Charles André Pozzo Di Borgo, au demeurant juriste éminent, a pour ainsi dire eu trois carrières différentes mais relativement imbriquées :

• une carrière corse,

• une carrière européenne pour ne pas dire internationale au service de la Russie,

• une carrière française au service de la monarchie restaurée.

La carrière corse

– Carlo Andrea Pozzo di Borgo est à l’âge de 25 ans, secrétaire en charge de la rédaction des cahiers de doléance au titre de la noblesse insulaire (États généraux de 1789).

– Il est député extraordinaire à la constituante française avec l’aval de Pascal Paoli (Consulta d’Orezza – 1790).

– De nouveau député (à l’assemblée législative française) avec la bénédiction de Paoli (1791) mais dès lors en opposition idéologique avec Bonaparte, qui choisit pour sa part le camp des jacobins.

– Grâce à Paoli, il devient en 1792 « Procureur général syndic » de la Corse (équivalent de nos jours de Président de conseil général et de Préfet).

– Toujours avec Paoli, il est un acteur très engagé dans la rupture de « tous les liens avec la France ». Lors de la consulta du 10 juin 1794 il compte parmi les instigateurs d’une libre association avec l’Angleterre et il est corédacteur de l’acte constitutionnel voté le 19 du même mois, instituant un royaume anglo-corse.

Durant l’éphémère royaume anglo-corse, Pozzo se voit confier la présidence du Conseil d’État, devenant ainsi le premier personnage politique de l’île.

Carlo Andrea Pozzo di Borgo a connu avec Pascal Paoli des relations complexes, allant de l’attitude féale du début à des comportements moins empreints de fidélité lors de l’épisode anglo-corse.

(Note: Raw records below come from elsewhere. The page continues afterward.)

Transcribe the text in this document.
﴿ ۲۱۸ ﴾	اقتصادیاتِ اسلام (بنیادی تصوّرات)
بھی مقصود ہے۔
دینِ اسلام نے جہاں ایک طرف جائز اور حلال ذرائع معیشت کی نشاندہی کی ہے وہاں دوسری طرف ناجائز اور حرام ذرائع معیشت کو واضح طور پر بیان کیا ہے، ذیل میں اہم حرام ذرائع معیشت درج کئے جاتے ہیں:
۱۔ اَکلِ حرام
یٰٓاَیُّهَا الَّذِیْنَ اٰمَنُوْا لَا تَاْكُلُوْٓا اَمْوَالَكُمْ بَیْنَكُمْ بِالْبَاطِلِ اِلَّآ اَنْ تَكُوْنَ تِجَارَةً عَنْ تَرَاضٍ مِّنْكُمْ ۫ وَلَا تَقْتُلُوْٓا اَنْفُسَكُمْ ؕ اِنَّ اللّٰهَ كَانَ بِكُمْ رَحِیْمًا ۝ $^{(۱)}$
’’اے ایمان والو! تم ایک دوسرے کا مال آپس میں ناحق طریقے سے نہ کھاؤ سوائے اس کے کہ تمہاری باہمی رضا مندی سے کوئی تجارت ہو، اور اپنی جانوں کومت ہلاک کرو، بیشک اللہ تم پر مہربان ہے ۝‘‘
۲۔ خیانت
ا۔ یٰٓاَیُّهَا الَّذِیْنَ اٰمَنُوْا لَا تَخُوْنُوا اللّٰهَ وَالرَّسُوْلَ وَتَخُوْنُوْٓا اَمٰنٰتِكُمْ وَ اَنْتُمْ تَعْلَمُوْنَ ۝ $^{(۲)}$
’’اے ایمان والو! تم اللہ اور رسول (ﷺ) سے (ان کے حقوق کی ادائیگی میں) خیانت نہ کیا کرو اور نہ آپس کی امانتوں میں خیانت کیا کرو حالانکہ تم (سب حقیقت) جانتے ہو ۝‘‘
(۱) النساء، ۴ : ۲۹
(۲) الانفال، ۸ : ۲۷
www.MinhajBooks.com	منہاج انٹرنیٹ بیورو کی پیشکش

On le soupçonne d’avoir quelque peu trahi son mentor vieillissant, ce dont il s’est toujours défendu. On peut effectivement penser que Le Vice-roi Elliot favorisait Pozzo au détriment de Paoli, qui lui inspirait moins confiance du fait de son passé « indépendantiste ».

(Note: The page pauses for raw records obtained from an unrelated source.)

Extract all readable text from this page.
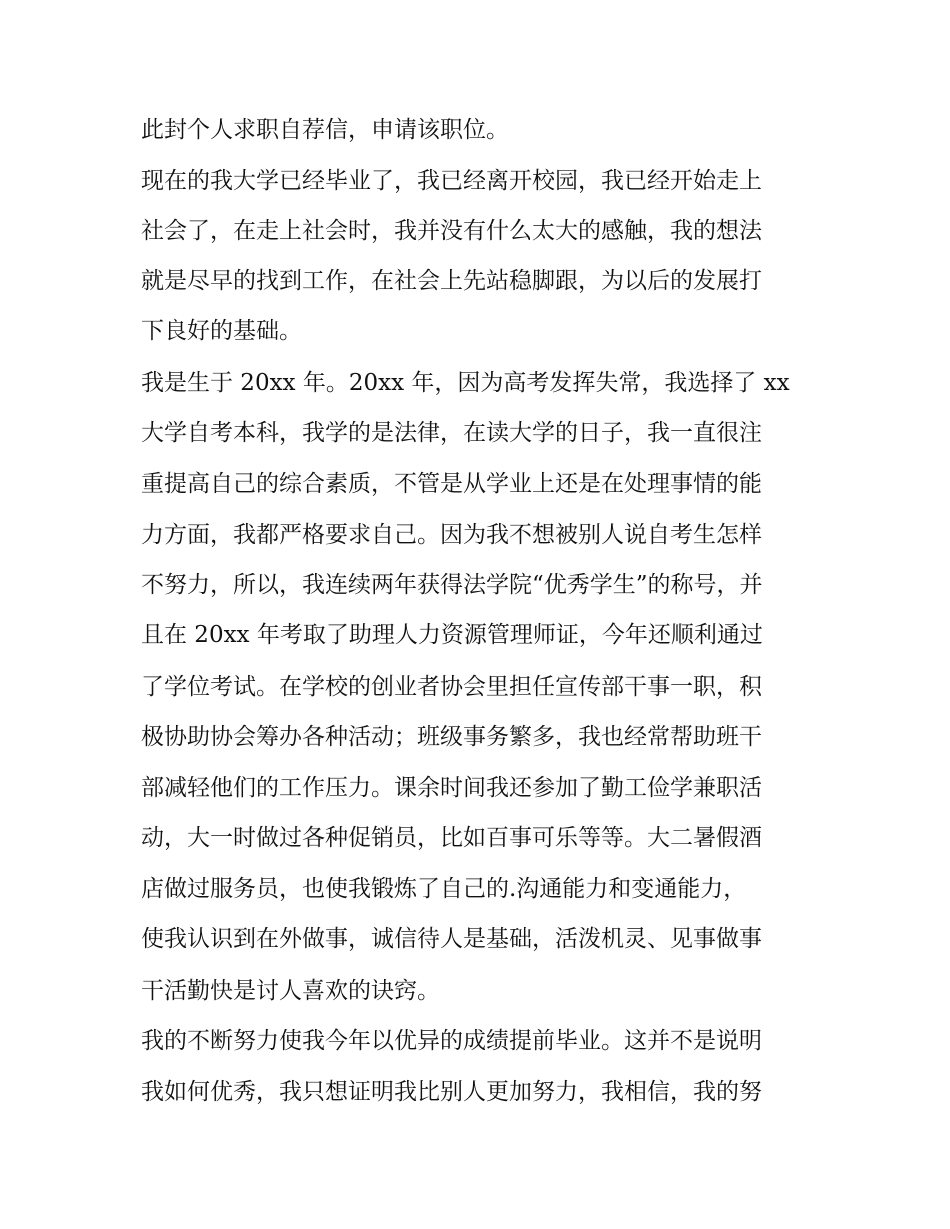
此封个人求职自荐信，申请该职位。

现在的我大学已经毕业了，我已经离开校园，我已经开始走上

社会了，在走上社会时，我并没有什么太大的感触，我的想法

就是尽早的找到工作，在社会上先站稳脚跟，为以后的发展打

下良好的基础。

我是生于 20xx 年。20xx 年，因为高考发挥失常，我选择了 xx

大学自考本科，我学的是法律，在读大学的日子，我一直很注

重提高自己的综合素质，不管是从学业上还是在处理事情的能

力方面，我都严格要求自己。因为我不想被别人说自考生怎样

不努力，所以，我连续两年获得法学院“优秀学生”的称号，并

且在 20xx 年考取了助理人力资源管理师证，今年还顺利通过

了学位考试。在学校的创业者协会里担任宣传部干事一职，积

极协助协会筹办各种活动；班级事务繁多，我也经常帮助班干

部减轻他们的工作压力。课余时间我还参加了勤工俭学兼职活

动，大一时做过各种促销员，比如百事可乐等等。大二暑假酒

店做过服务员，也使我锻炼了自己的.沟通能力和变通能力，

使我认识到在外做事，诚信待人是基础，活泼机灵、见事做事

干活勤快是讨人喜欢的诀窍。

我的不断努力使我今年以优异的成绩提前毕业。这并不是说明

我如何优秀，我只想证明我比别人更加努力，我相信，我的努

Quoiqu’il en soit, lors de l’évacuation de l’île par les anglais (25 octobre 1796), tous deux, à la faveur du retour de la France, étaient proscrits et pourchassés. Tandis que Paoli rejoignait l’Angleterre, Pozzo devenait un « juif errant de l’anti-bonapartisme ».

La carrière européenne au service de la Russie

La France ayant rétabli sa présence en Corse, Pozzo, exclu de toute amnistie, est contraint d’émigrer. Après avoir séjourné à Vienne et Rome, poursuivi par la vindicte napoléonienne, il aboutit à Saint-Pétersbourg en 1804, où vite remarqué et apprécié par le tsar Alexandre Ier, il se voit confier une série de missions diplomatiques délicates.

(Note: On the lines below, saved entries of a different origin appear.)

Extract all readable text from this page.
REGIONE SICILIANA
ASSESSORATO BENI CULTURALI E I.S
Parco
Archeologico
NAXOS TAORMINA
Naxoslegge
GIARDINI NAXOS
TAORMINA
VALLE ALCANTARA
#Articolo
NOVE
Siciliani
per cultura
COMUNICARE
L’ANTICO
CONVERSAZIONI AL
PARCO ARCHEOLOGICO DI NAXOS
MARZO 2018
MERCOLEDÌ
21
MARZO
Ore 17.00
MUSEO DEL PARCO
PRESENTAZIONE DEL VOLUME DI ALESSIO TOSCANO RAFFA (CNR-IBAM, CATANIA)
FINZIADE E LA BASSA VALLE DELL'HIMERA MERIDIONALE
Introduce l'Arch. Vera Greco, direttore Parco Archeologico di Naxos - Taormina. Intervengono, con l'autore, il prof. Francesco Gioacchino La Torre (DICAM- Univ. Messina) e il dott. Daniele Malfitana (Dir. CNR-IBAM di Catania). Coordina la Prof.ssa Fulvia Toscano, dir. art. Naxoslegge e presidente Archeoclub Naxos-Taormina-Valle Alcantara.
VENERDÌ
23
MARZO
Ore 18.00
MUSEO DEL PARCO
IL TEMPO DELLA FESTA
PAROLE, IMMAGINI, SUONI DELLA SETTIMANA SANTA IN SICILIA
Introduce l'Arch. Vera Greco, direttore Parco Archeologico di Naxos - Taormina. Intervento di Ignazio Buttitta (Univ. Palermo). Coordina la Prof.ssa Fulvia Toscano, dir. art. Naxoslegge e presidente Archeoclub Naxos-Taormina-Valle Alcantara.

Après un court intermède anglais (1812-1814) il est de nouveau au service d’Alexandre Ier servant même dans son armée (colonel « russe » à Austerlitz il est général à Waterloo) tout en poursuivant des activités diplomatiques. Il participe au Congrès de Vienne (octobre 1814-juin 1815) qui redessine la carte de l’Europe post-napoléonienne.

Il est nommé ambassadeur de Russie en France en 1814 et le restera jusqu’en 1834.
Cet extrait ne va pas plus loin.